Oosthoek Encyclopedie

Oosthoek's Uitgevers Mij. N.V (1916-1925)

Gepubliceerd op 31-01-2022

Tatra

betekenis & definitie

(Pools, Tsjechisch: Tatry), gebergte op de grens van Polen en Tsjechoslowakije, onderdeel van de Centrale Karpaten. De Tatra bestaat uit twee massieven, de Hoge Tatra en de Lage Tatra, van elkaar gescheiden door een tektonische insnijding, lopend van Rozomberok tot Poprad.

De Hoge Tatra heeft het voorkomen van een hooggebergte.
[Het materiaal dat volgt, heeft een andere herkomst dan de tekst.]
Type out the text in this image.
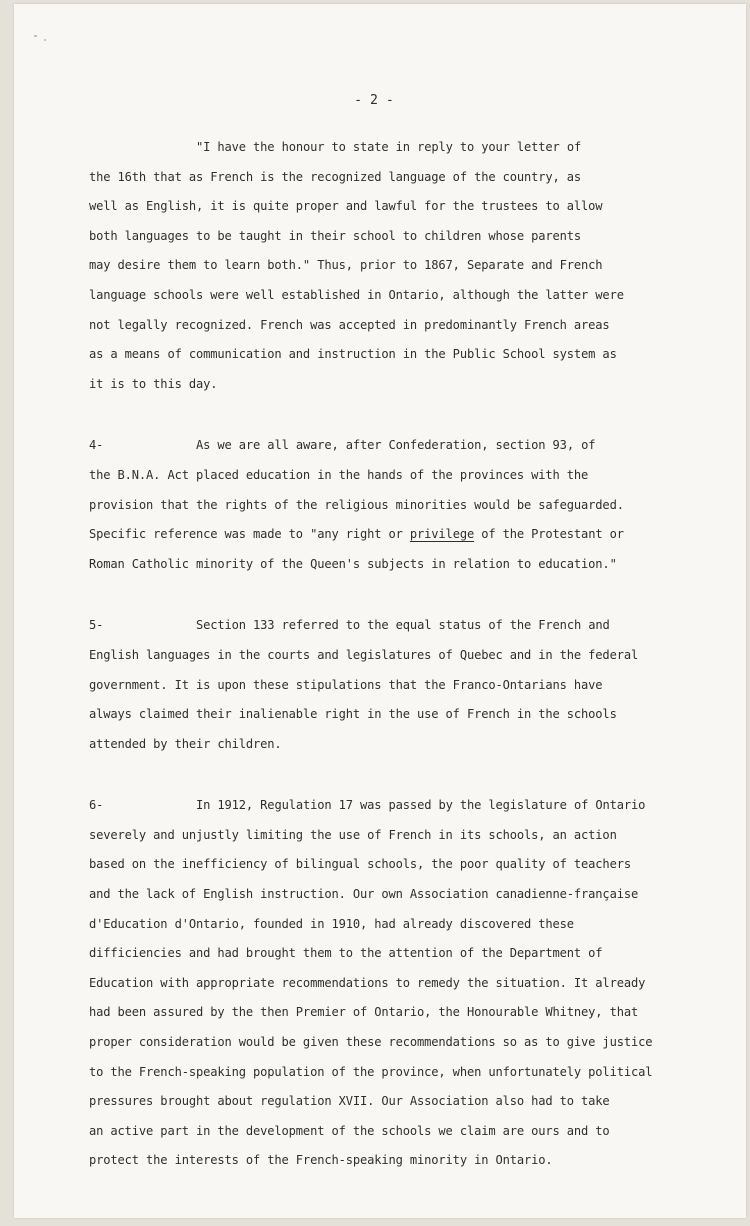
- 2 -
"I have the honour to state in reply to your letter of
the 16th that as French is the recognized language of the country, as
well as English, it is quite proper and lawful for the trustees to allow
both languages to be taught in their school to children whose parents
may desire them to learn both." Thus, prior to 1867, Separate and French
language schools were well established in Ontario, although the latter were
not legally recognized. French was accepted in predominantly French areas
as a means of communication and instruction in the Public School system as
it is to this day.
4-	As we are all aware, after Confederation, section 93, of
the B.N.A. Act placed education in the hands of the provinces with the
provision that the rights of the religious minorities would be safeguarded.
Specific reference was made to "any right or privilege of the Protestant or
Roman Catholic minority of the Queen's subjects in relation to education."
5-	Section 133 referred to the equal status of the French and
English languages in the courts and legislatures of Quebec and in the federal
government. It is upon these stipulations that the Franco-Ontarians have
always claimed their inalienable right in the use of French in the schools
attended by their children.
6-	In 1912, Regulation 17 was passed by the legislature of Ontario
severely and unjustly limiting the use of French in its schools, an action
based on the inefficiency of bilingual schools, the poor quality of teachers
and the lack of English instruction. Our own Association canadienne-française
d'Education d'Ontario, founded in 1910, had already discovered these
difficiencies and had brought them to the attention of the Department of
Education with appropriate recommendations to remedy the situation. It already
had been assured by the then Premier of Ontario, the Honourable Whitney, that
proper consideration would be given these recommendations so as to give justice
to the French-speaking population of the province, when unfortunately political
pressures brought about regulation XVII. Our Association also had to take
an active part in the development of the schools we claim are ours and to
protect the interests of the French-speaking minority in Ontario.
Aan de westzijde verheft het zich met een steile helling (ca. 600 m) boven het uit dolomiet bestaande Prosesnogebergte; aan de zuidzijde rijst het steil op met toppen van meer dan 2600 m (Gerlachovsky Piek, 2663 m). Aan de noordzijde bereikt de Hoge Tatra ruim 2000 m. Ten westen van de lijn Jalovecki-Palenica bestaat het bergland uit mesozoïsche gesteenten, ten oosten daarvan uit granieten, aan de noordrand liggen kalken. In de ijstijd is de Hoge Tatra bedekt geweest met gletsjers. Hieraan dankt zij het alpiene karakter.

De voet van de Hoge Tatra en de dalen zijn bebost. Sterk toenemend toerisme, m.n. wintersport. De Lage Tatra ligt geheel in Tsjechoslowakije en vertoont identieke karaktertrekken als de Hoge Tatra, maar is minder hoog (hoogste top Dumbier, 2045 m).